The other day, some co-workers and I were talking about waking up early. Eventually one of them said, “Yeah, that’s not a problem for you, Travis. You get to work at like 7 am!”
I haven’t gotten to work before 8am in the last 4 months.
BUT, during my first two months of work, back in January and February, I did get to work around 7. And because of that first impression, I will forever be the guy who gets to work early….even if I don’t.
Back in college (Wow, that’s the first time I’ve ever used that phrase!), I had a marketing professor who showed up to the first day of class wearing a suit. For the rest of the semester he wore jeans. On the last day of class, he wore a suit again and asked us what kind of clothes he had worn during the semester. Nearly everyone in the class said something to the effect of, “You always wore suits to class. You wore casual a couple times, but that was the exception.”
His one first impression became the “standard”, even though it wasn’t even close to the standard.
If you meet someone in a bad mood, you’ll always think that the default state of that person is a bad mood, even if they are in a good mood in your next 20 interactions. It’s not fair, but that’s how it is. It’s psychology!
We’ve been built to “size people up” in a moments notice, and to form a strong opinion of them quickly.
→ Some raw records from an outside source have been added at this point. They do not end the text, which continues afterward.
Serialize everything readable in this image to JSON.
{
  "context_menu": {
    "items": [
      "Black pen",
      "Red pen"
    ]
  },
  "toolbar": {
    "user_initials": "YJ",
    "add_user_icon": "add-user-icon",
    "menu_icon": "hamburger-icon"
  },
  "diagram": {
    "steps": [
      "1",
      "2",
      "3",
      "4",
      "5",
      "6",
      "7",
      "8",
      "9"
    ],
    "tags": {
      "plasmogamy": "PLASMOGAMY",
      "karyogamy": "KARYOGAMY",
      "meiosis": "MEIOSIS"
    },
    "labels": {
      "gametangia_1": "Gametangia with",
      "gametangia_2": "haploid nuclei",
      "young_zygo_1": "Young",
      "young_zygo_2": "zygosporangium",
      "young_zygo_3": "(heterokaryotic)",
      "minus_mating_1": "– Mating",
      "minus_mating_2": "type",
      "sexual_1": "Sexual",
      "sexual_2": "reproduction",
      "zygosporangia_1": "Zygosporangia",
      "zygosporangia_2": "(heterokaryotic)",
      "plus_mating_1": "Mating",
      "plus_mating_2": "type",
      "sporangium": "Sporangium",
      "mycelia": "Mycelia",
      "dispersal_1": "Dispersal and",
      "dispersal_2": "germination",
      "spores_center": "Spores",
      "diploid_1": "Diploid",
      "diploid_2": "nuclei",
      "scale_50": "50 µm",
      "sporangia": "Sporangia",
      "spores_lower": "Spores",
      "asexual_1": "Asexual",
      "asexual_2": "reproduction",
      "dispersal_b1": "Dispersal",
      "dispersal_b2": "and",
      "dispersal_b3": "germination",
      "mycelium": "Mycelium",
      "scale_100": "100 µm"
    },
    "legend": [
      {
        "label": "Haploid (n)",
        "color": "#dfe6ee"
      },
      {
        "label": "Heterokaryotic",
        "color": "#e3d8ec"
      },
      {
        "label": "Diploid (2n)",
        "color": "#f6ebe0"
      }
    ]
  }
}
For our ancestors, this quick judgment could be a life-saver, knowing whether to fight, run from, or accept a stranger.
Nowadays our first impressions aren’t quite as life-or-death, but our brain still places these impressions in high esteem.
So, when you first enter a new job or class or situation, err on the side of awesome. Because after that, regardless of what you do (within reason), you’ll stay awesome in the eyes of others.